Have you graduated from a block of knives to buying individual, high-quality knives for cooking? Congratulations, you’ve taken the first step to better cutting!
Your first knife should be a versatile chef’s knife with a weight and size that is comfortable for you. You’ll immediately notice the difference when using a chef’s knife in the ease and comfort of your cuts. There isn’t one knife that is a perfect fit for everyone, so make sure to find the knife that is ideal for your chopping, mincing and dicing needs.
Once you’ve picked out your knife, it’s time to get familiar with how to use it. Here are five tips to help you use your chef’s knife to its maximum potential.
Control. Want increased control of your knife? Try gripping it by the base of the knife blade right in front of the handle with your thumb and index finger. Your other three fingers should wrap around the handle of the knife. This will feel weird at first but after a couple times you’ll realize you have much better control of your knife.
Cutting. When chopping your vegetables, don’t cut straight down but try running the knife through the vegetable by sliding it away from you while pressing down. This will require a chef’s knife with a long blade, but the slice will be more diagonal with less effort. Put the blade near the tip of the knife in the vegetable so that you have room to slice forward. Watch your other hand when cutting; hold the food with your fingers curled back like a bear claw so that you don’t cut off a finger that has gotten in the way.
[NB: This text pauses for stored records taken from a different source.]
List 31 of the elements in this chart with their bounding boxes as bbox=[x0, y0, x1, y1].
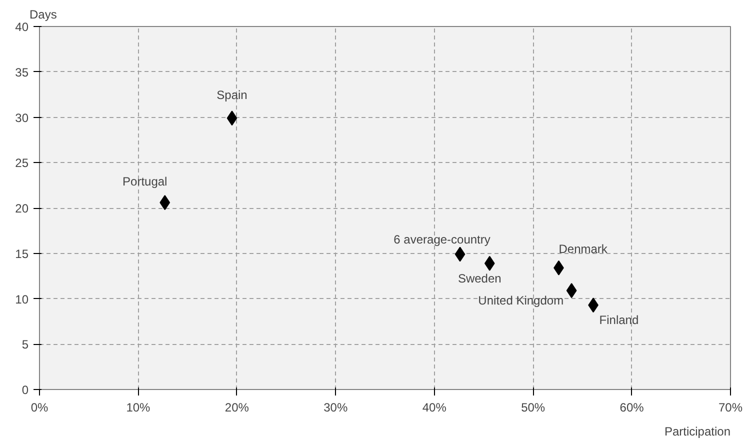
annotation: Finland bbox=[599, 313, 639, 328]
y-axis-title: Days bbox=[30, 8, 57, 22]
x-tick-label: 40% bbox=[422, 400, 447, 414]
y-tick-label: 30 bbox=[15, 110, 29, 125]
point bbox=[160, 195, 170, 210]
x-axis-title: Participation bbox=[664, 424, 731, 438]
point bbox=[226, 110, 238, 126]
annotation: Sweden bbox=[458, 271, 502, 286]
y-tick-label: 35 bbox=[15, 65, 29, 80]
point bbox=[566, 283, 577, 298]
y-tick-label: 10 bbox=[15, 292, 29, 306]
annotation: Portugal bbox=[122, 174, 168, 189]
annotation: Spain bbox=[216, 88, 248, 102]
y-tick-label: 40 bbox=[15, 20, 29, 34]
y-tick-label: 20 bbox=[15, 202, 29, 216]
x-tick-label: 0% bbox=[30, 400, 48, 414]
annotation: Denmark bbox=[558, 242, 608, 256]
x-tick-label: 60% bbox=[620, 400, 644, 414]
annotation: United Kingdom bbox=[478, 294, 564, 308]
x-tick-label: 10% bbox=[126, 400, 151, 414]
y-tick-label: 15 bbox=[15, 246, 29, 261]
point bbox=[454, 246, 466, 262]
x-tick-label: 30% bbox=[324, 400, 348, 414]
point bbox=[484, 256, 495, 271]
y-tick-label: 5 bbox=[22, 338, 29, 352]
y-tick-label: 0 bbox=[22, 383, 29, 397]
annotation: 6 average-country bbox=[394, 232, 490, 246]
x-tick-label: 50% bbox=[521, 400, 546, 414]
y-tick-label: 25 bbox=[15, 156, 29, 170]
x-tick-label: 20% bbox=[224, 400, 250, 414]
x-tick-label: 70% bbox=[718, 400, 743, 414]
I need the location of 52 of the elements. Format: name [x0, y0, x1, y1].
Sharpen your knives! In order to continue cutting smoothly and with ease, always keep your knives sharp. Your knife should easily (and cleanly) cut through ingredients without needing a lot of force. Not sure if your knife is sharp enough? Try slicing through a tomato. A sharp knife can get through tomato skin without damaging the inside of the tomato or squeezing the juice out.
Stability. Stabilize your cutting board with a rubber mat or wet towel underneath. This will keep the board from slipping underneath you, potentially causing you to cut yourself. In addition to wanting a stable cutting board, you’ll probably want your food to be stable as well, so cut the ends of rounded fruits and vegetables so that they lie flat.
Know your cuts. There are different ways to cut foods and different tricks for each.
- Chiffonade: Rolling and slicing. For example, stack up a few pieces of basil, roll them and thinly slice.
- Dice: Cutting a vegetable into cubes of a small, specific size.
- Mince: Roughly chop then rock your knife back and forth for an even smaller size.
- Julienne: Cutting a food item into long, thin strips similar to matchsticks. Carrots and peppers are popular julienne items.